Lo que jamás podremos imaginar, salvo que lo vivamos en carne propia, es lo que debe sentir alguien preso en alguna de nuestras cárceles sin ser culpable, como producto de una imputación irresponsable y la pusilanimidad o pereza de un juez para sopesarla.
Y que conste que hasta aquí no mencionamos la variable de la corrupción.
Lo que está en juego no es poca cosa, la libertad, el bien más preciado que tenemos. De allí que se convierte en un atractivo rubro para extorsionar a quienes darían hasta lo que no tienen para no pisar un solo minuto alguna de nuestras cárceles.
El comentario del domingo pasado sobre la necesidad de depurar el Poder Judicial, y más específicamente la crítica a la ligereza de las rimbombantes imputaciones fiscales, generó una lluvia de correos con denuncias concretas contra la ligereza de la actuación de algunos representantes del Ministerio Público.
“La imputación no causa agravio” suelen repetir algunos de ellos, para justificar la superficialidad con la que toman una decisión tan grave y seria como imputar a alguien.
Mentira. La imputación de por sí ya causa el efecto de colocar a la persona como sospechosa y, dependiendo del caso, y aquí vale la autocrítica, como protagonista de las tapas de diarios y espacios preferenciales de radio, televisión y web, mientras que las desestimaciones de estas imputaciones pasan luego a ocupar un lugar marginal, probablemente al lado de la sección de Exequias.
Eso sin dejar de mencionar el tiempo, dinero y malos ratos que representa para alguien imputado injustamente el tener que afrontar el proceso.
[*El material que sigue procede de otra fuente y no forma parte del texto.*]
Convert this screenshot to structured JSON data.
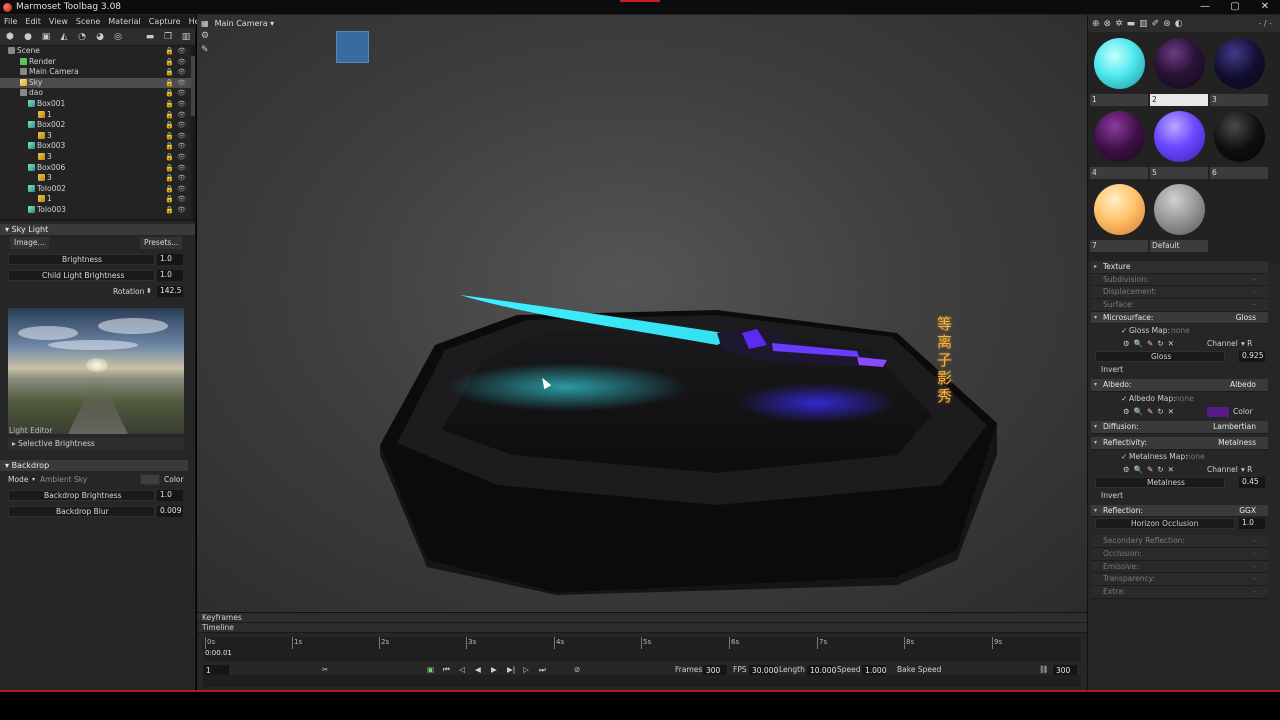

En un país serio el fiscal sopesa con rigor y sobriedad los elementos recogidos, consciente de que la imputación debe ser una sospecha fundada en indicios sólidos. Pero aquí ocurre muchas veces al revés, se imputa primero para luego conseguir esos elementos.
Al hablar de estas investigaciones mal hechas, es inevitable recordar aquí el caso del joven que estuvo preso durante varios días por haber sido imputado por el solo hecho de bailar con una joven que posteriormente fue asesinada tras la Expo Santa Rita.
Tal fue el desconcierto del fiscal Erico Ávalos, quien había imputado al joven, que al comprobar que tenía que pedir su libertad por falta de elementos, anunció en contrapartida una orden de captura internacional contra los músicos brasileños que estaban actuando en la feria, a quienes también consideró rápidamente sospechosos del crimen sin verificar todas las grabaciones disponibles de esa noche.
Al demostrarse que la investigación era un bochorno, el fiscal naturalmente fue cambiado, y quien lo reemplazó nos contó asombrado que al asumir el caso, a más de un mes de cometido el crimen, encontró las ropas ensangrentadas de la víctima tiradas en la morgue, como si no se tratase de evidencias que podían aportar indicios relevantes en la investigación.
Casos como estos hay cientos y los que ganan notoriedad son los menos, quizás producto o de algún hecho impactante o de la movilización de familiares y amigos de los injustamente procesados.
Alguno dirá entonces que la vía institucional para denunciar a un mal fiscal es llevarlo ante el Jurado de Enjuiciamiento de Magistrados (JEM), como si no se supiese que allí muchos casos se resolvieron partidaria y no jurídicamente, con padrinazgos de por medio.
Lo mismo para algunos jueces, son finalmente ellos quienes disponen estas prisiones preventivas. Pero como dijimos al comenzar, muchos de ellos se lavan las manos por pusilanimidad o pereza, argumentando cuando son cuestionados que fue el fiscal quien solicitó la prisión.
Alguien entonces debe recordarles a estos representantes de la sociedad el papel trascendente que tienen, y para el que muchos, lastimosamente, no se encuentran a la altura.